One big question to ask is, why now? What is it about the last few years that has meant LaaS has become a viable business model? After all, fluorescent lamps were (are) 60% more efficient than halogen lamps and able to offer massive savings, dimming and sensors have been a standard part of the project landscape for many years. One reason could be that the LED market is starting to reach a maturation point. Rapid advances in efficiency, output, and quality have started to slow down. Which reduces the marketing effect of hype breakthroughs “we are the first company to reach blah blah efficiency”. However, it also gives a more stable platform for lighting manufacturers to work from. Modern LED chip products are generally able to have a 12-month lifespan before being refreshed, and when the model is updated it is more likely to be evolution not revolution, rather than large upgrades every few months.

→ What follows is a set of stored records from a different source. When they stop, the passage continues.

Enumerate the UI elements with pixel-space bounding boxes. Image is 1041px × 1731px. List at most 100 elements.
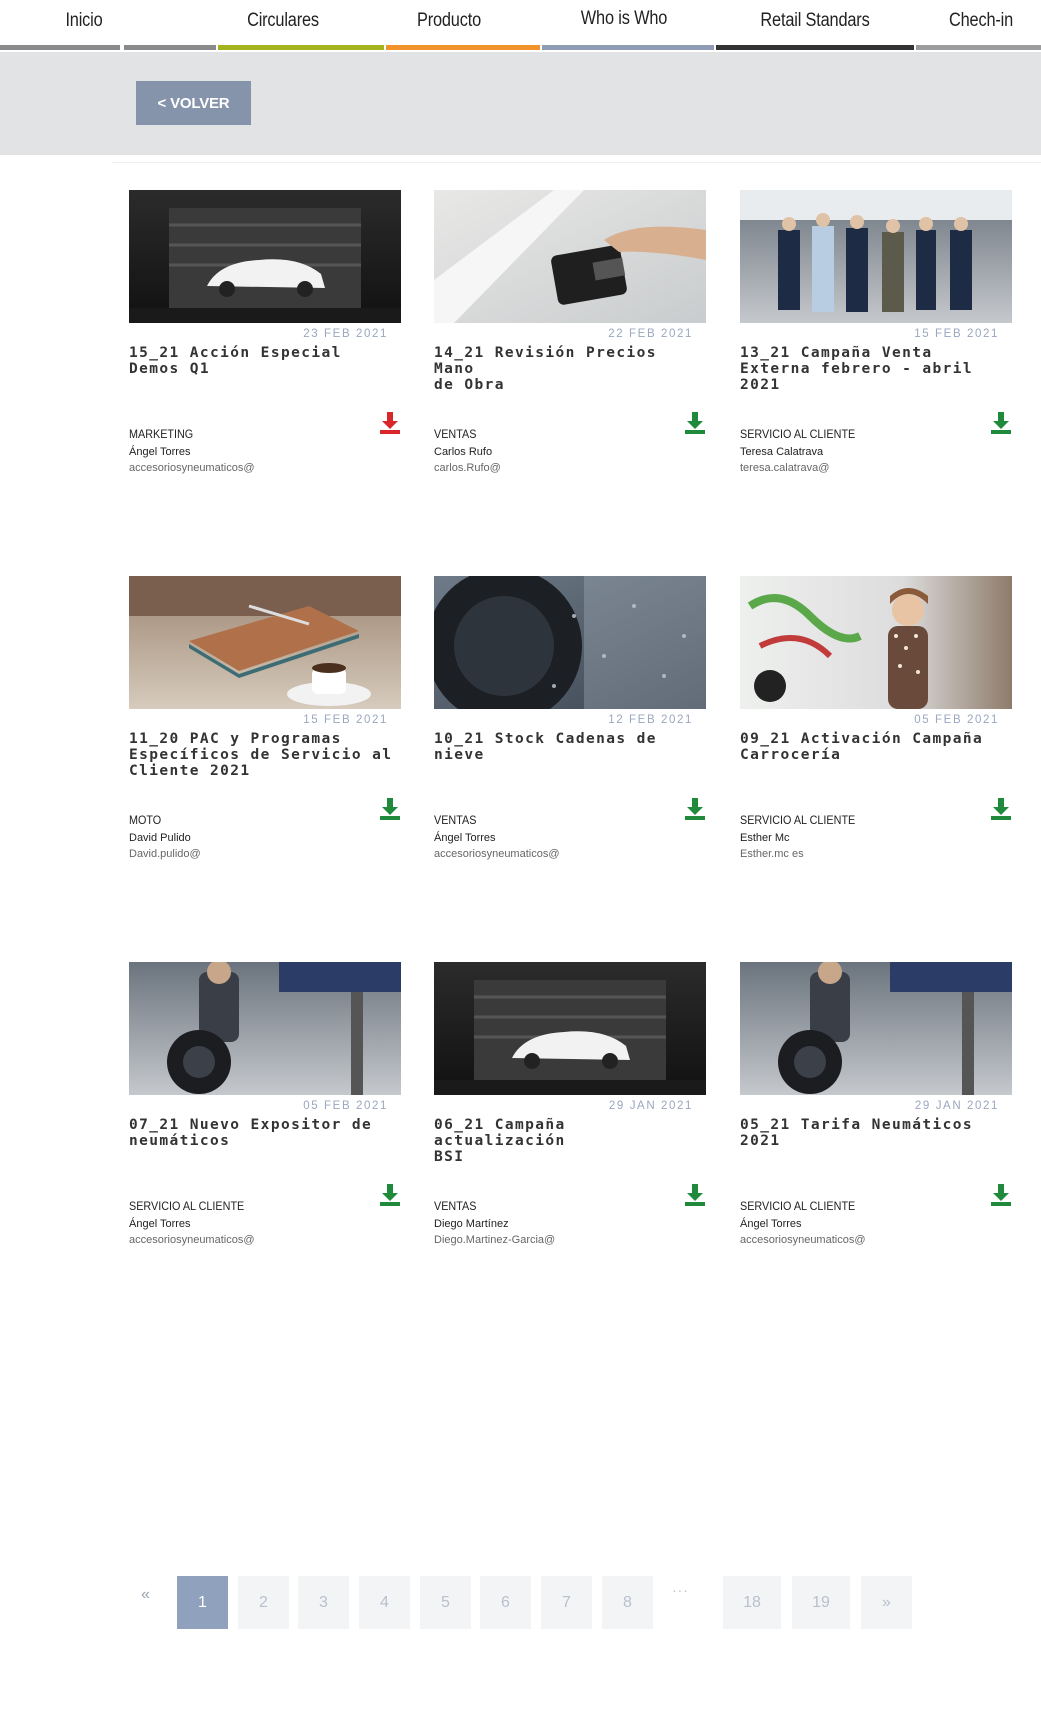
card-date: 29 JAN 2021 [608,1100,693,1112]
card-title[interactable]: 07_21 Nuevo Expositor de neumáticos [129,1117,401,1149]
page-button[interactable]: 19 [792,1576,850,1629]
circular-card[interactable]: 05 FEB 2021 07_21 Nuevo Expositor de neu… [129,962,401,1262]
card-category: SERVICIO AL CLIENTE [740,427,856,441]
card-author: Ángel Torres [129,446,191,458]
circular-card[interactable]: 22 FEB 2021 14_21 Revisión Precios Mano … [434,190,706,490]
card-title[interactable]: 11_20 PAC y Programas Específicos de Ser… [129,731,401,779]
thumbnail-snow-tire [434,576,706,709]
nav-item-producto[interactable]: Producto [386,0,540,52]
circular-card[interactable]: 05 FEB 2021 09_21 Activación Campaña Car… [740,576,1012,876]
card-email: Diego.Martinez-Garcia@ [434,1234,556,1246]
thumbnail-tire-mechanic [740,962,1012,1095]
download-icon[interactable] [379,411,401,435]
pagination-prev[interactable]: « [141,1586,150,1604]
thumbnail-notebook-coffee [129,576,401,709]
page-button[interactable]: 2 [238,1576,289,1629]
top-navigation: Inicio Circulares Producto Who is Who Re… [0,0,1041,52]
card-email: Esther.mc es [740,848,804,860]
circular-card[interactable]: 15 FEB 2021 13_21 Campaña Venta Externa … [740,190,1012,490]
nav-label: Circulares [247,10,319,31]
page-button[interactable]: 18 [723,1576,781,1629]
nav-item-chech-in[interactable]: Chech-in [916,0,1041,52]
nav-underline [124,45,216,50]
card-date: 12 FEB 2021 [608,714,693,726]
card-author: Ángel Torres [740,1218,802,1230]
back-button[interactable]: < VOLVER [136,81,251,125]
nav-item-who-is-who[interactable]: Who is Who [542,0,714,52]
card-title[interactable]: 09_21 Activación Campaña Carrocería [740,731,1012,763]
card-title[interactable]: 05_21 Tarifa Neumáticos 2021 [740,1117,1012,1149]
card-category: MARKETING [129,427,194,441]
nav-item-inicio-bar [124,0,216,52]
nav-underline [0,45,120,50]
nav-underline [542,45,714,50]
thumbnail-key-device [434,190,706,323]
pagination-next[interactable]: » [861,1576,912,1629]
card-title[interactable]: 06_21 Campaña actualización BSI [434,1117,706,1165]
nav-label: Chech-in [948,10,1014,31]
page-button[interactable]: 3 [298,1576,349,1629]
card-author: Esther Mc [740,832,790,844]
toolbar: < VOLVER [0,52,1041,155]
card-email: David.pulido@ [129,848,201,860]
download-icon[interactable] [379,1183,401,1207]
content-divider [112,162,1041,163]
circular-card[interactable]: 29 JAN 2021 06_21 Campaña actualización … [434,962,706,1262]
card-category: VENTAS [434,427,477,441]
card-author: Teresa Calatrava [740,446,824,458]
card-category: SERVICIO AL CLIENTE [740,813,856,827]
download-icon[interactable] [684,797,706,821]
nav-underline [218,45,384,50]
card-date: 23 FEB 2021 [303,328,388,340]
card-date: 29 JAN 2021 [914,1100,999,1112]
circular-card[interactable]: 15 FEB 2021 11_20 PAC y Programas Especí… [129,576,401,876]
card-email: accesoriosyneumaticos@ [740,1234,866,1246]
download-icon[interactable] [990,411,1012,435]
card-author: Ángel Torres [129,1218,191,1230]
card-date: 22 FEB 2021 [608,328,693,340]
nav-label: Retail Standars [760,10,870,31]
card-date: 05 FEB 2021 [303,1100,388,1112]
pagination-ellipsis: ··· [672,1582,689,1598]
pagination: « 1 2 3 4 5 6 7 8 ··· 18 19 » [0,1576,1041,1636]
card-author: Ángel Torres [434,832,496,844]
nav-label: Producto [416,10,482,31]
card-date: 15 FEB 2021 [914,328,999,340]
nav-underline [386,45,540,50]
page-button[interactable]: 1 [177,1576,228,1629]
card-title[interactable]: 14_21 Revisión Precios Mano de Obra [434,345,706,393]
nav-underline [716,45,914,50]
nav-label: Who is Who [580,8,668,29]
card-title[interactable]: 15_21 Acción Especial Demos Q1 [129,345,401,377]
page-button[interactable]: 8 [602,1576,653,1629]
download-icon[interactable] [684,1183,706,1207]
card-date: 15 FEB 2021 [303,714,388,726]
page-button[interactable]: 5 [420,1576,471,1629]
download-icon[interactable] [379,797,401,821]
card-category: MOTO [129,813,162,827]
card-author: Carlos Rufo [434,446,493,458]
card-title[interactable]: 13_21 Campaña Venta Externa febrero - ab… [740,345,1012,393]
nav-item-inicio[interactable]: Inicio [0,0,122,52]
nav-item-retail-standars[interactable]: Retail Standars [716,0,914,52]
thumbnail-staff-group [740,190,1012,323]
card-category: VENTAS [434,1199,477,1213]
card-author: David Pulido [129,832,191,844]
card-date: 05 FEB 2021 [914,714,999,726]
download-icon[interactable] [990,797,1012,821]
circular-card[interactable]: 23 FEB 2021 15_21 Acción Especial Demos … [129,190,401,490]
download-icon[interactable] [684,411,706,435]
thumbnail-child-painting [740,576,1012,709]
download-icon[interactable] [990,1183,1012,1207]
card-title[interactable]: 10_21 Stock Cadenas de nieve [434,731,706,763]
page-button[interactable]: 6 [480,1576,531,1629]
page-button[interactable]: 7 [541,1576,592,1629]
page-button[interactable]: 4 [359,1576,410,1629]
card-email: carlos.Rufo@ [434,462,501,474]
thumbnail-tire-mechanic [129,962,401,1095]
nav-item-circulares[interactable]: Circulares [218,0,384,52]
card-email: teresa.calatrava@ [740,462,830,474]
circular-card[interactable]: 29 JAN 2021 05_21 Tarifa Neumáticos 2021… [740,962,1012,1262]
circular-card[interactable]: 12 FEB 2021 10_21 Stock Cadenas de nieve… [434,576,706,876]
thumbnail-car-showroom [129,190,401,323]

As a market matures, typically we see three signs;

  1. Reduced demand
  2. Reduced Sales
  3. Lack of differentiation in product offerings

Whilst growth estimations still predict plenty of growth in the LED market, especially at the top end of the market where some of these factors are starting to show. There is starting to be very little variation in quality or efficiency amongst the more established chip manufacturers. This makes it hard for luminaire manufacturers to give their products a unique selling point. The two options are to achieve a low price point for their product, or innovate, either through associated technology, or how they do business – LaaS is a facet of this.